RStudio Connect launches an R process tied to a Shiny application when the first request arrives for that application. That R process will continue to service requests until it becomes idle and eventually terminated. If there is sufficient traffic against that Shiny application, RStudio Connect may launch additional processes to service those requests.

There are a number of configuration parameters which control the conditions under which processes for Shiny applications are launched and eventually reaped. The default values are appropriate for most applications but occasionally need customization in specialized environments. Section 12.13 explains each of the options.

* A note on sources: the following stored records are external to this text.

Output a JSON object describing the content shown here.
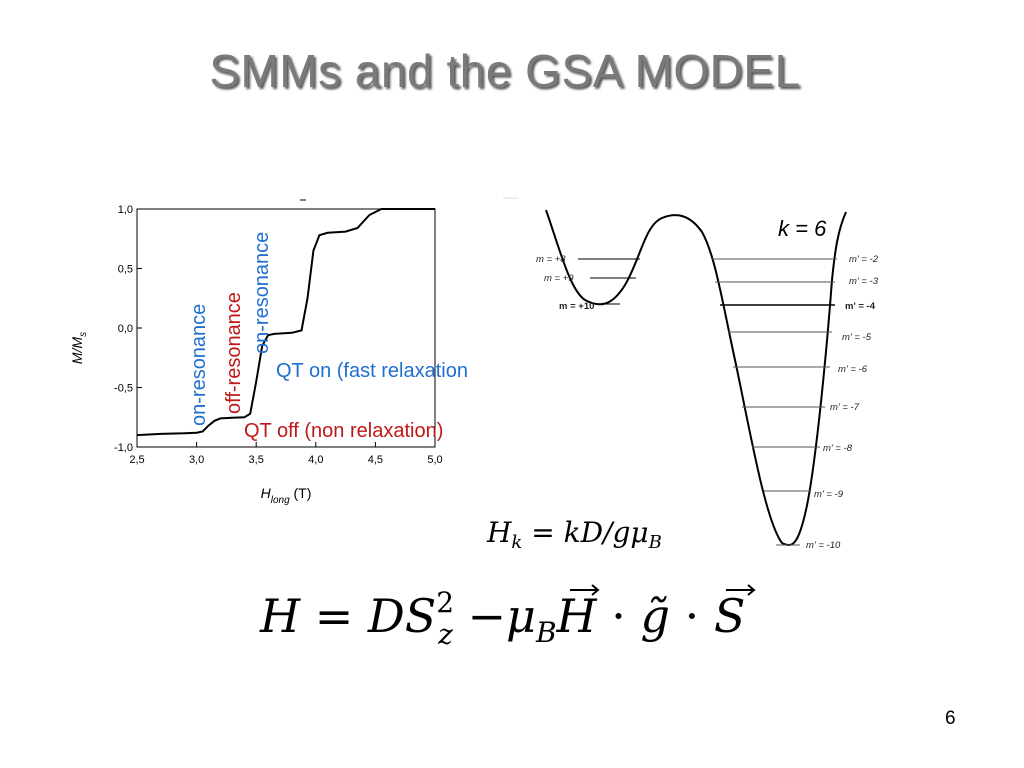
{
  "slide": {
    "title": "SMMs and the GSA MODEL",
    "page_number": "6"
  },
  "magnetization_chart": {
    "y_label_main": "M/M",
    "y_label_sub": "s",
    "x_label_main": "H",
    "x_label_sub": "long",
    "x_label_unit": " (T)",
    "annotations": {
      "on_resonance_1": "on-resonance",
      "off_resonance": "off-resonance",
      "on_resonance_2": "on-resonance",
      "qt_on": "QT on (fast relaxation",
      "qt_off": "QT off (non relaxation)"
    },
    "colors": {
      "on": "#1f6fd1",
      "off": "#c01818",
      "curve": "#000000"
    }
  },
  "chart_data": {
    "type": "line",
    "title": "",
    "xlabel": "H_long (T)",
    "ylabel": "M/M_s",
    "xlim": [
      2.5,
      5.0
    ],
    "ylim": [
      -1.0,
      1.0
    ],
    "x_ticks": [
      "2,5",
      "3,0",
      "3,5",
      "4,0",
      "4,5",
      "5,0"
    ],
    "y_ticks": [
      "-1,0",
      "-0,5",
      "0,0",
      "0,5",
      "1,0"
    ],
    "series": [
      {
        "points": [
          [
            2.5,
            -0.9
          ],
          [
            2.7,
            -0.89
          ],
          [
            2.9,
            -0.885
          ],
          [
            3.0,
            -0.88
          ],
          [
            3.05,
            -0.87
          ],
          [
            3.1,
            -0.82
          ],
          [
            3.15,
            -0.78
          ],
          [
            3.2,
            -0.76
          ],
          [
            3.3,
            -0.755
          ],
          [
            3.4,
            -0.75
          ],
          [
            3.45,
            -0.72
          ],
          [
            3.5,
            -0.45
          ],
          [
            3.55,
            -0.15
          ],
          [
            3.6,
            -0.06
          ],
          [
            3.65,
            -0.05
          ],
          [
            3.8,
            -0.04
          ],
          [
            3.88,
            -0.02
          ],
          [
            3.93,
            0.25
          ],
          [
            3.98,
            0.65
          ],
          [
            4.03,
            0.78
          ],
          [
            4.1,
            0.8
          ],
          [
            4.25,
            0.81
          ],
          [
            4.35,
            0.84
          ],
          [
            4.45,
            0.95
          ],
          [
            4.55,
            1.0
          ],
          [
            5.0,
            1.0
          ]
        ]
      }
    ]
  },
  "energy_diagram": {
    "k_label": "k = 6",
    "left_levels": [
      "m = +8",
      "m = +9",
      "m = +10"
    ],
    "right_levels": [
      "m' = -2",
      "m' = -3",
      "m' = -4",
      "m' = -5",
      "m' = -6",
      "m' = -7",
      "m' = -8",
      "m' = -9",
      "m' = -10"
    ]
  },
  "equations": {
    "hk_H": "H",
    "hk_sub": "k",
    "hk_rest": " = kD/gμ",
    "hk_B": "B",
    "h_main": "H = DS",
    "h_sup": "2",
    "h_sub": "z",
    "h_mu": " −μ",
    "h_B": "B",
    "h_H": "H",
    "h_dot1": " · ",
    "h_g": "g̃",
    "h_dot2": " · ",
    "h_S": "S"
  }
}
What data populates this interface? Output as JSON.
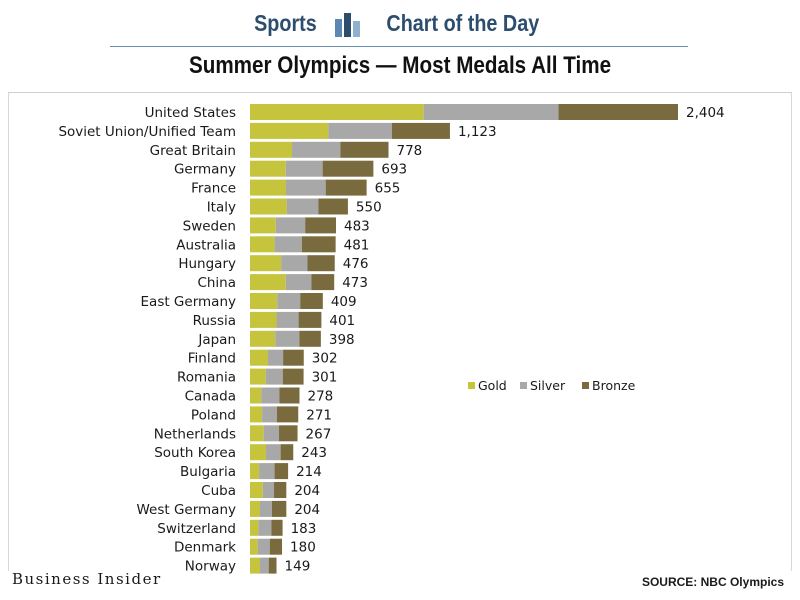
{
  "header": {
    "section_label": "Sports",
    "feature_label": "Chart of the Day"
  },
  "footer": {
    "brand": "Business Insider",
    "source": "SOURCE: NBC Olympics"
  },
  "colors": {
    "gold": "#c5c43c",
    "silver": "#a8a8a8",
    "bronze": "#7a6b3e",
    "brand_blue": "#2c4d6e"
  },
  "chart_data": {
    "type": "bar",
    "orientation": "horizontal",
    "stacked": true,
    "title": "Summer Olympics — Most Medals All Time",
    "xlabel": "",
    "ylabel": "",
    "xlim": [
      0,
      2404
    ],
    "grid": false,
    "legend_position": "right",
    "categories": [
      "United States",
      "Soviet Union/Unified Team",
      "Great Britain",
      "Germany",
      "France",
      "Italy",
      "Sweden",
      "Australia",
      "Hungary",
      "China",
      "East Germany",
      "Russia",
      "Japan",
      "Finland",
      "Romania",
      "Canada",
      "Poland",
      "Netherlands",
      "South Korea",
      "Bulgaria",
      "Cuba",
      "West Germany",
      "Switzerland",
      "Denmark",
      "Norway"
    ],
    "totals": [
      2404,
      1123,
      778,
      693,
      655,
      550,
      483,
      481,
      476,
      473,
      409,
      401,
      398,
      302,
      301,
      278,
      271,
      267,
      243,
      214,
      204,
      204,
      183,
      180,
      149
    ],
    "total_labels": [
      "2,404",
      "1,123",
      "778",
      "693",
      "655",
      "550",
      "483",
      "481",
      "476",
      "473",
      "409",
      "401",
      "398",
      "302",
      "301",
      "278",
      "271",
      "267",
      "243",
      "214",
      "204",
      "204",
      "183",
      "180",
      "149"
    ],
    "series": [
      {
        "name": "Gold",
        "color": "#c5c43c",
        "values": [
          976,
          440,
          236,
          201,
          202,
          206,
          145,
          138,
          175,
          201,
          153,
          149,
          142,
          101,
          89,
          63,
          68,
          77,
          90,
          51,
          72,
          56,
          47,
          43,
          56
        ]
      },
      {
        "name": "Silver",
        "color": "#a8a8a8",
        "values": [
          757,
          357,
          272,
          207,
          223,
          178,
          165,
          153,
          147,
          144,
          129,
          124,
          135,
          85,
          95,
          102,
          83,
          86,
          82,
          87,
          63,
          67,
          73,
          68,
          49
        ]
      },
      {
        "name": "Bronze",
        "color": "#7a6b3e",
        "values": [
          671,
          326,
          270,
          285,
          230,
          166,
          173,
          190,
          154,
          128,
          127,
          128,
          121,
          116,
          117,
          113,
          120,
          104,
          71,
          76,
          69,
          81,
          63,
          69,
          44
        ]
      }
    ]
  }
}
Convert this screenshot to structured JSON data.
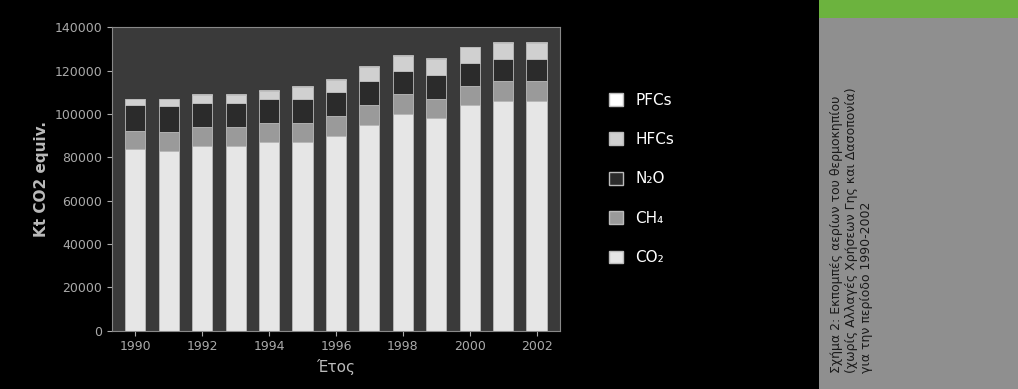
{
  "chart_data": {
    "type": "bar",
    "stacked": true,
    "x_label": "Έτος",
    "y_label": "Kt CO2 equiv.",
    "annotations": [
      "Σχήμα 2: Εκπομπές αερίων του θερμοκηπίου\n(χωρίς Αλλαγές Χρήσεων Γης και Δασοπονία)\nγια την περίοδο 1990-2002"
    ],
    "x": [
      1990,
      1991,
      1992,
      1993,
      1994,
      1995,
      1996,
      1997,
      1998,
      1999,
      2000,
      2001,
      2002
    ],
    "xlim": [
      1989.3,
      2002.7
    ],
    "xticks": [
      1990,
      1992,
      1994,
      1996,
      1998,
      2000,
      2002
    ],
    "ylim": [
      0,
      140000
    ],
    "yticks": [
      0,
      20000,
      40000,
      60000,
      80000,
      100000,
      120000,
      140000
    ],
    "grid": false,
    "legend": "right",
    "series": [
      {
        "name": "CO₂",
        "color": "#e6e6e6",
        "values": [
          84000,
          83000,
          85000,
          85000,
          87000,
          87000,
          90000,
          95000,
          100000,
          98000,
          104000,
          106000,
          106000
        ]
      },
      {
        "name": "CH₄",
        "color": "#9a9a9a",
        "values": [
          8000,
          8500,
          9000,
          9000,
          9000,
          9000,
          9000,
          9000,
          9000,
          9000,
          9000,
          9000,
          9000
        ]
      },
      {
        "name": "N₂O",
        "color": "#2b2b2b",
        "values": [
          12000,
          12000,
          11000,
          11000,
          11000,
          11000,
          11000,
          11000,
          11000,
          11000,
          10500,
          10500,
          10500
        ]
      },
      {
        "name": "HFCs",
        "color": "#d0d0d0",
        "values": [
          2700,
          3200,
          3700,
          3800,
          3800,
          5500,
          5700,
          6800,
          6800,
          7500,
          7200,
          7300,
          7300
        ]
      },
      {
        "name": "PFCs",
        "color": "#ffffff",
        "values": [
          300,
          300,
          300,
          200,
          200,
          500,
          300,
          200,
          200,
          500,
          300,
          200,
          200
        ]
      }
    ]
  }
}
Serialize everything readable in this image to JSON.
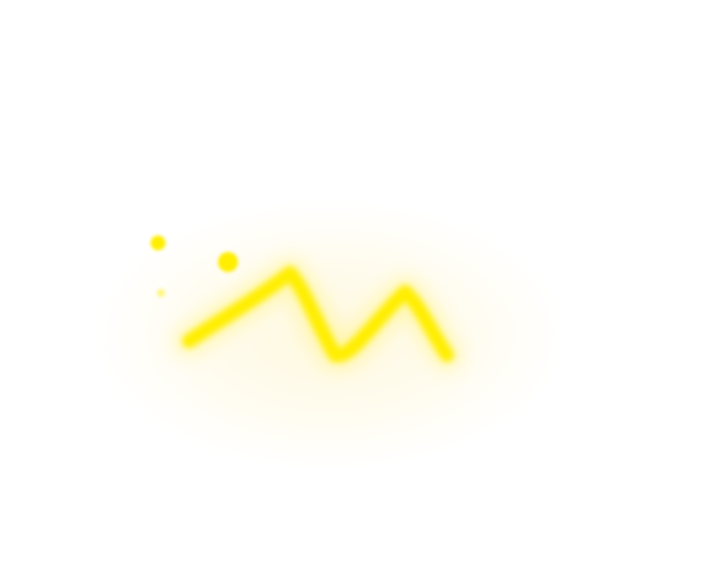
{
  "art": {
    "background": "#ffffff",
    "stroke_color": "#ffee00",
    "halo_color": "#fff3c4",
    "glow_color": "#fff36a"
  }
}
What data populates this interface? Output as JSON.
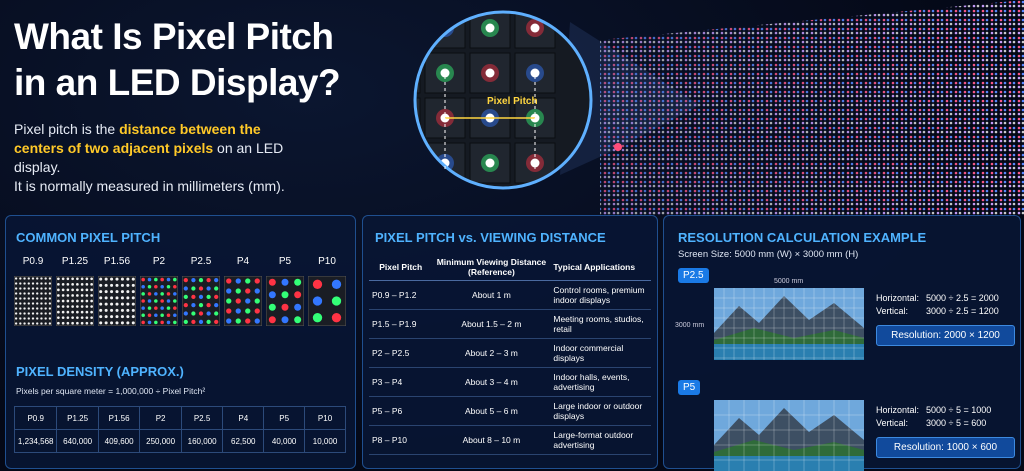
{
  "header": {
    "title_lines": [
      "What Is Pixel Pitch",
      "in an LED Display?"
    ],
    "intro": {
      "before": "Pixel pitch is the ",
      "highlight": "distance between the centers of two adjacent pixels",
      "after": " on an LED display.",
      "second_line": "It is normally measured in millimeters (mm)."
    },
    "zoom_label": "Pixel Pitch"
  },
  "common_pitch": {
    "title": "COMMON PIXEL PITCH",
    "pitches": [
      "P0.9",
      "P1.25",
      "P1.56",
      "P2",
      "P2.5",
      "P4",
      "P5",
      "P10"
    ]
  },
  "pixel_density": {
    "title": "PIXEL DENSITY (APPROX.)",
    "formula": "Pixels per square meter = 1,000,000 ÷ Pixel Pitch²",
    "table": {
      "header": [
        "P0.9",
        "P1.25",
        "P1.56",
        "P2",
        "P2.5",
        "P4",
        "P5",
        "P10"
      ],
      "values": [
        "1,234,568",
        "640,000",
        "409,600",
        "250,000",
        "160,000",
        "62,500",
        "40,000",
        "10,000"
      ]
    }
  },
  "viewing_distance": {
    "title": "PIXEL PITCH vs. VIEWING DISTANCE",
    "header": [
      "Pixel Pitch",
      "Minimum Viewing Distance (Reference)",
      "Typical Applications"
    ],
    "rows": [
      [
        "P0.9 – P1.2",
        "About 1 m",
        "Control rooms, premium indoor displays"
      ],
      [
        "P1.5 – P1.9",
        "About 1.5 – 2 m",
        "Meeting rooms, studios, retail"
      ],
      [
        "P2 – P2.5",
        "About 2 – 3 m",
        "Indoor commercial displays"
      ],
      [
        "P3 – P4",
        "About 3 – 4 m",
        "Indoor halls, events, advertising"
      ],
      [
        "P5 – P6",
        "About 5 – 6 m",
        "Large indoor or outdoor displays"
      ],
      [
        "P8 – P10",
        "About 8 – 10 m",
        "Large-format outdoor advertising"
      ]
    ]
  },
  "resolution": {
    "title": "RESOLUTION CALCULATION EXAMPLE",
    "screen_size": "Screen Size: 5000 mm (W) × 3000 mm (H)",
    "width_label": "5000 mm",
    "height_label": "3000 mm",
    "examples": [
      {
        "tag": "P2.5",
        "horizontal_label": "Horizontal:",
        "horizontal": "5000 ÷ 2.5 = 2000",
        "vertical_label": "Vertical:",
        "vertical": "3000 ÷ 2.5 = 1200",
        "result": "Resolution: 2000 × 1200"
      },
      {
        "tag": "P5",
        "horizontal_label": "Horizontal:",
        "horizontal": "5000 ÷ 5 = 1000",
        "vertical_label": "Vertical:",
        "vertical": "3000 ÷ 5 = 600",
        "result": "Resolution: 1000 × 600"
      }
    ]
  }
}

We recommend that adjustment to these runtime properties be done gradually.

8.5 User Account for R Processes

The RStudio Connect installation creates a local rstudio-connect user account. This account runs all the R processes; root does not invoke R. If you would like a different user to run R, customize the Applications.RunAs property.

Administrators can customize the RunAs user on a content-specific level. This means that different Shiny applications and R Markdown reports can be run using different Unix accounts. This setting can be found on the Access tab when editing content settings. Publishers and Viewers are prohibited from changing the RunAs user on a content-specific level.

If you choose to specify a custom RunAs user for content, that user must be a member of the Unix group that is the primary group of the default RunAs user.

The rstudio-connect user, for example, has a primary group also named rstudio-connect. Any Unix account configured as a custom RunAs user for a Shiny application or R Markdown report must be a member of the rstudio-connect group.

Installation of R packages (see Section 8.3) always happens as the Application.RunAs user and not the override RunAs setting for a particular Shiny application or R Markdown report.